Unlike Econs, Humans get pissed off when firms take advantage of emergency-induced demand (like hiking the price of shovels during a blizzard, or jacking up the price of COVID-18 vaccines). They’re also susceptible to framing: taking away a discount hurts a lot less than raising the price. It’s why wages are sticky—people really dislike lower wages, so employers fire workers instead. Unsurprisingly, they also aren’t great at accounting for inflation.
In games with real money, research subjects demand equal splits. They’ll even spend their own money to rectify inequality. In variations of the prisoner’s dilemma, subjects are surprisingly willing to cooperate. They practice conditional cooperation, starting out nice but becoming mean when others fail to reciprocate.
People don’t like risk and volatility, and it can’t be explained by loss aversion. Practically, it means people underinvest in high-risk, high-return assets like stocks, favoring safer bonds instead.
The efficient market hypothesis is compromised of 1) the “price is right” and will reflect intrinsic value, and 2) the “no free lunch principle”—there’s no way to beat the market. The following posed challenges:
- Stocks with high price/earning ratios were overvalued, such that “Losers”—stocks with poor P/E ratios—outperformed “Winners” in the long term.
- Prices are too volatile to actually reflect changes in intrinsic value, especially during events like Black Monday.
- Closed-end funds sell equities are different functional prices than the market, challenging the “one-price” assumption. Owners of these funds offered a greater discount when small company stocks differed in returns from large company stocks.
- Splits between existing companies and company-held shares provide examples of companies with “negative valuations.”
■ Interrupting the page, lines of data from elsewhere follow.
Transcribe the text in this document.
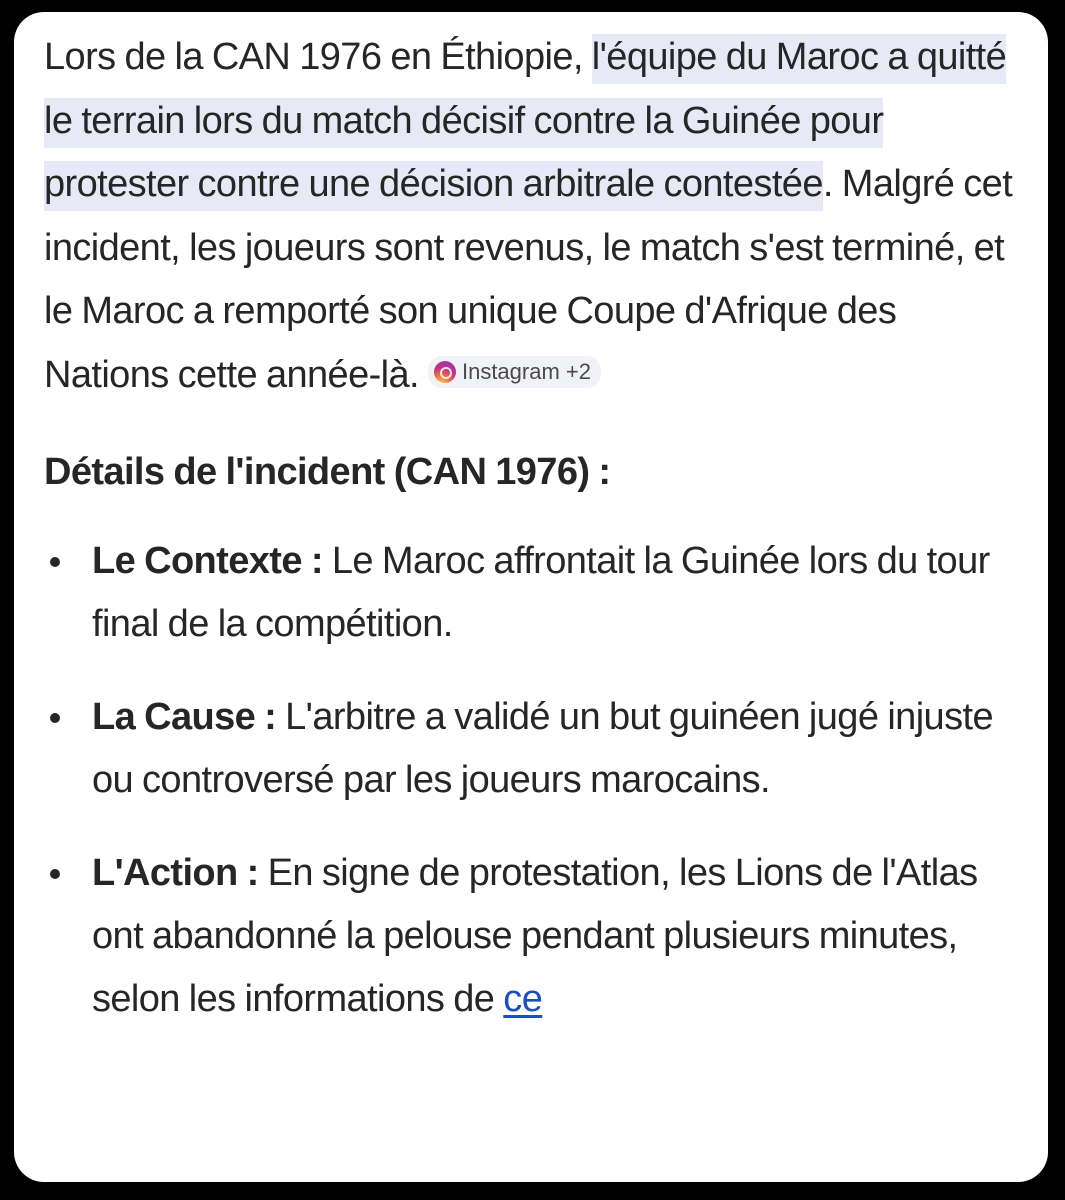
Lors de la CAN 1976 en Éthiopie, l'équipe du Maroc a quitté le terrain lors du match décisif contre la Guinée pour protester contre une décision arbitrale contestée. Malgré cet incident, les joueurs sont revenus, le match s'est terminé, et le Maroc a remporté son unique Coupe d'Afrique des Nations cette année-là. Instagram +2

Détails de l'incident (CAN 1976) :

Le Contexte : Le Maroc affrontait la Guinée lors du tour final de la compétition.
La Cause : L'arbitre a validé un but guinéen jugé injuste ou controversé par les joueurs marocains.
L'Action : En signe de protestation, les Lions de l'Atlas ont abandonné la pelouse pendant plusieurs minutes, selon les informations de ce
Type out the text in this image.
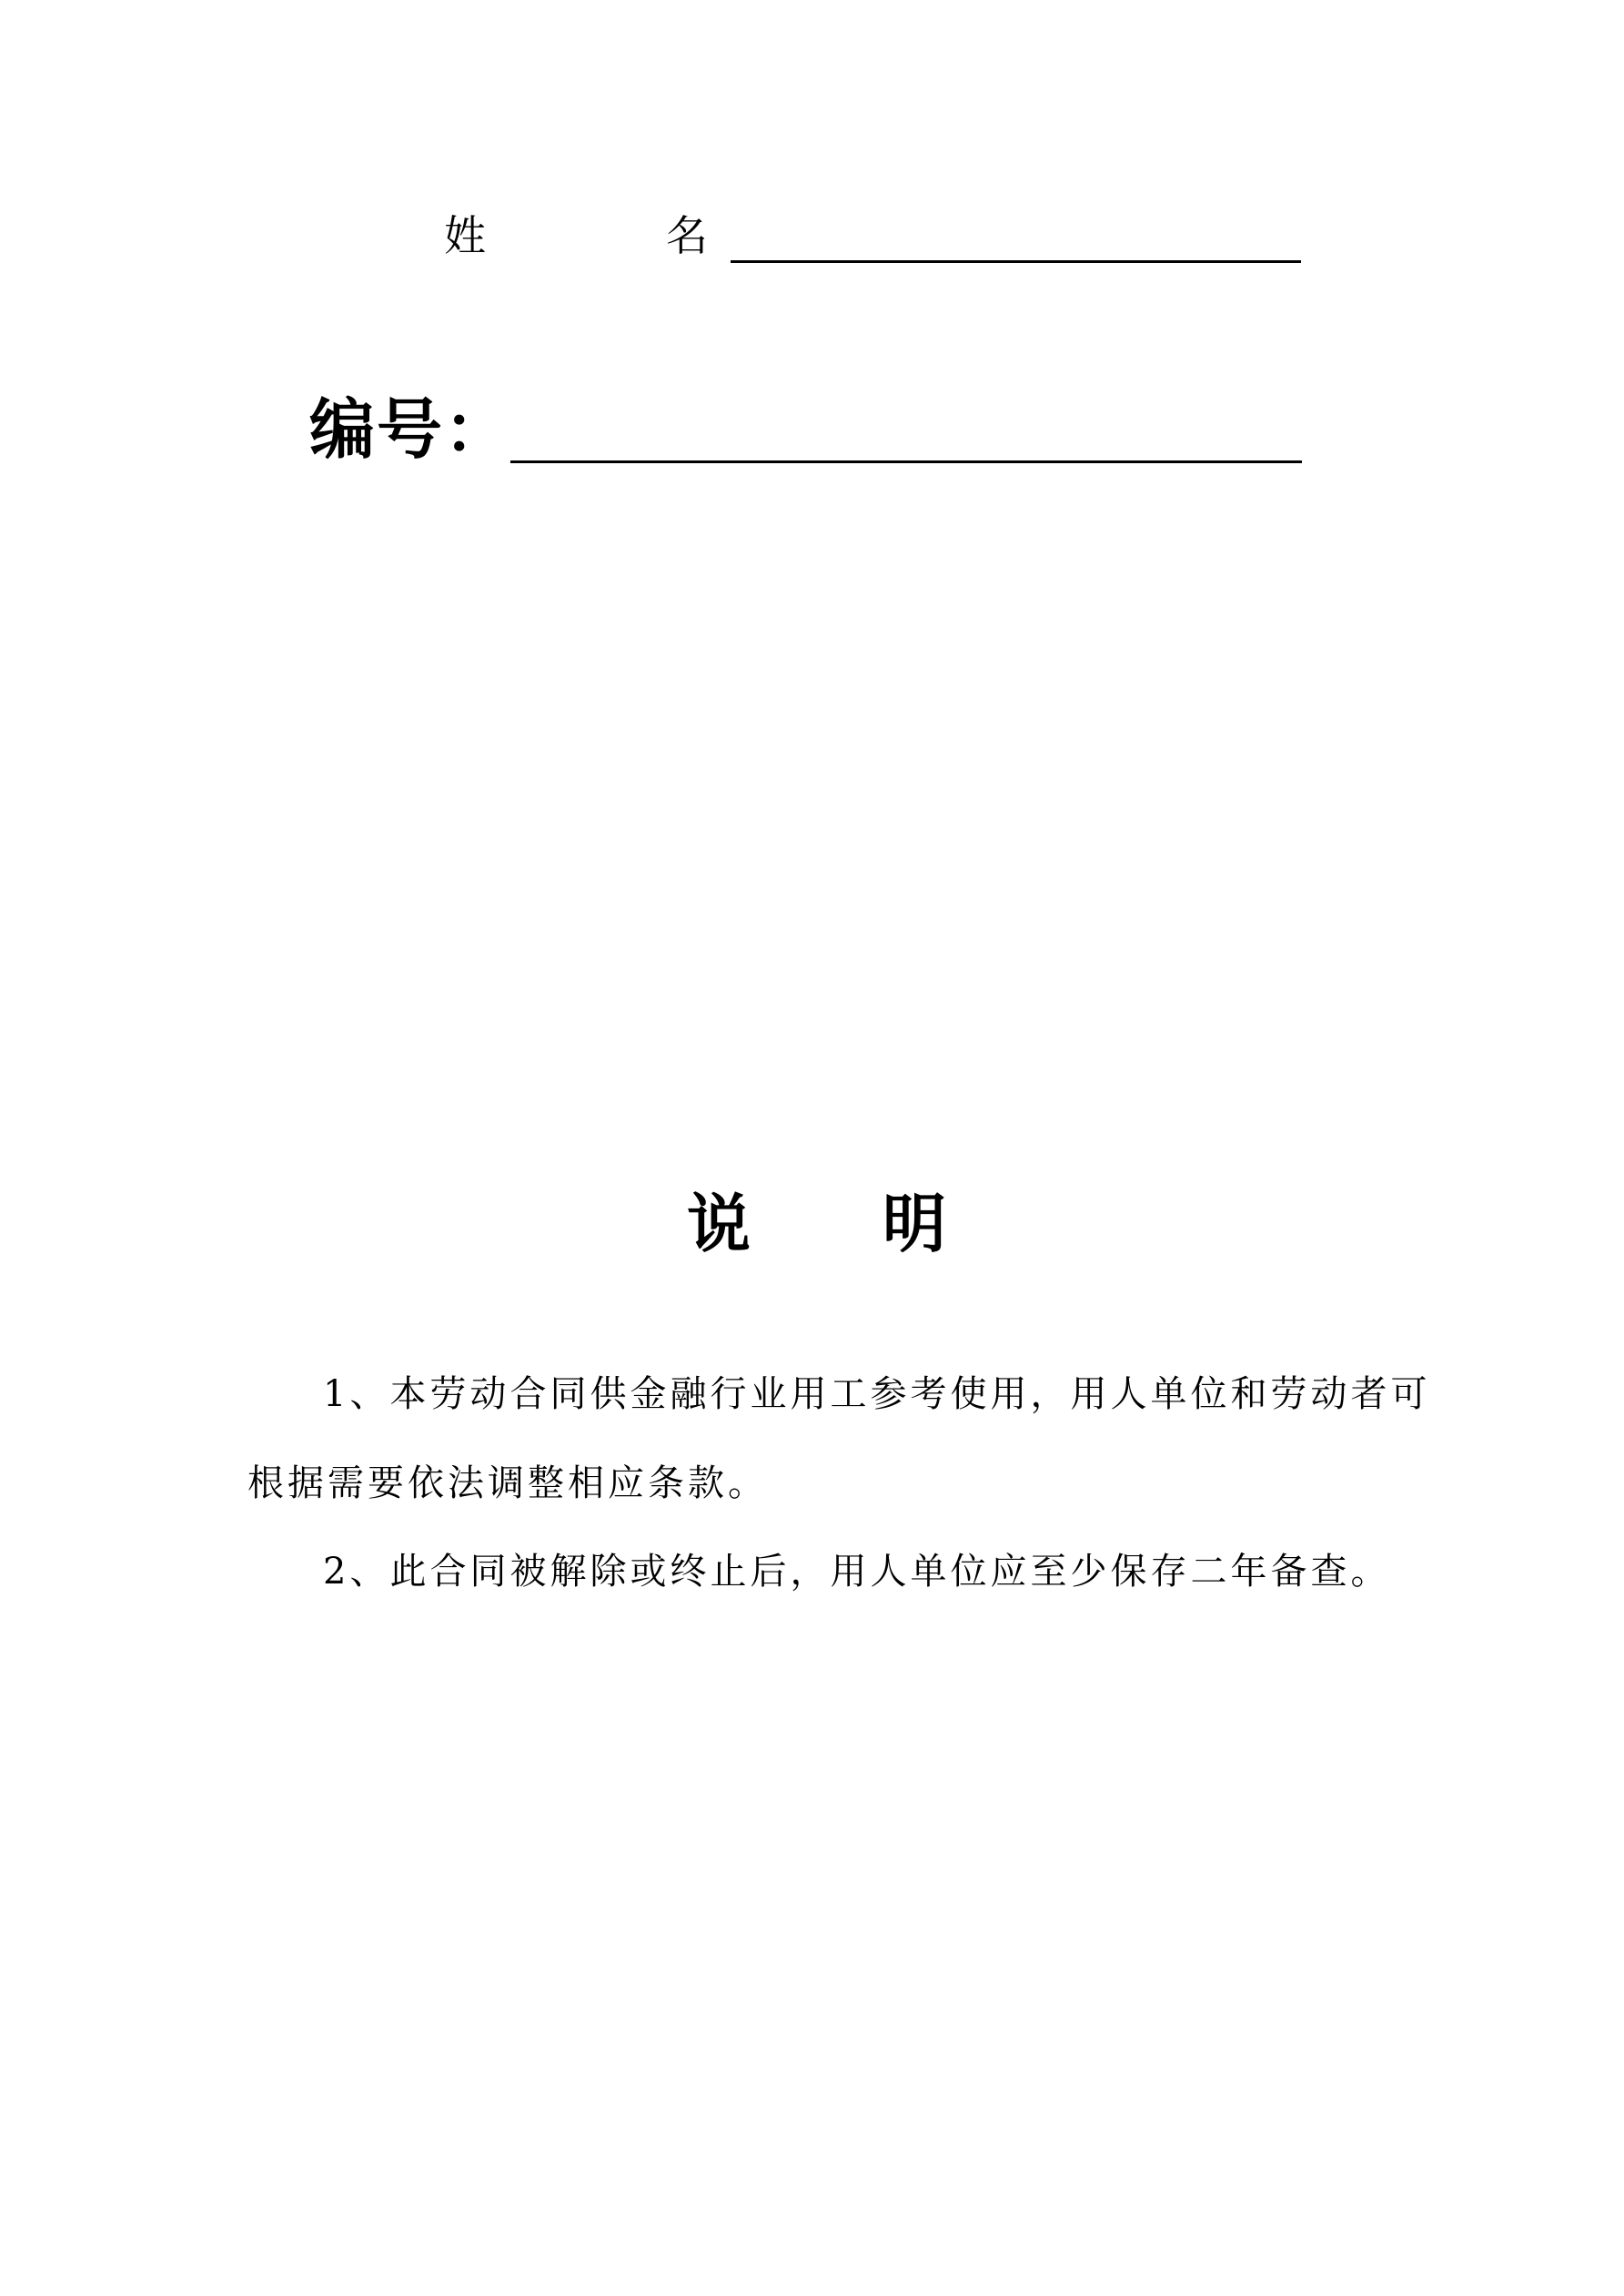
姓	名
编号：
说 明
1、本劳动合同供金融行业用工参考使用，用人单位和劳动者可
根据需要依法调整相应条款。
2、此合同被解除或终止后，用人单位应至少保存二年备查。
Some real world examples of the above phenomena include:
Selling services in bigger bundles at steeper discounts attracts consumers, even when they are unlikely to use the entire bundle.
- Car buyers will take a loan over a rebate even when it has lower utility because it seems to immediately subsidize a greater proportion of the car’s price.
- When a bank tried to encourage ATM use by charging a fee to use a teller, they faced immense public backlash and retracted the program.
- Uber’s pricing algorithm hiked their prices when a blizzard struck New York. The state eventually reached an agreement with Uber, capping the prices.
- The famous mugs experiment—once people actually have a mug, they value it disproportionately high.
- In law, the Coase theorem—which states that parties will reach an optimum settlement through trades—is used to claim that the same state will result regardless of who is forced to pay. The mug example disproves it.
- When competing to claim offices, faculty will give too much weight to the info they have—like square footage—while ignoring less obvious factors—like exposure.
- In football, earlier draft picks are way overpriced, since individual coaches prefer to have the best players now.
- Game shows provide evidence for the “big peanuts” phenomenon. If contestants were really eyeing a $1M prize pool, then they’ll care a lot less about a decision with $5,000 stake.
- “Save More Tomorrow” boosted retirement savings must more than any change to the “after-tax financial return on savings.” Instead of directly hiking the savings rate, the plan stashed away pay raises into the new savings rate, decreasing psychological barriers to saving.
- The Behavioral Insights Team or “nudge unit” have leveraged behavioral science to increase tax filings and improve insulation.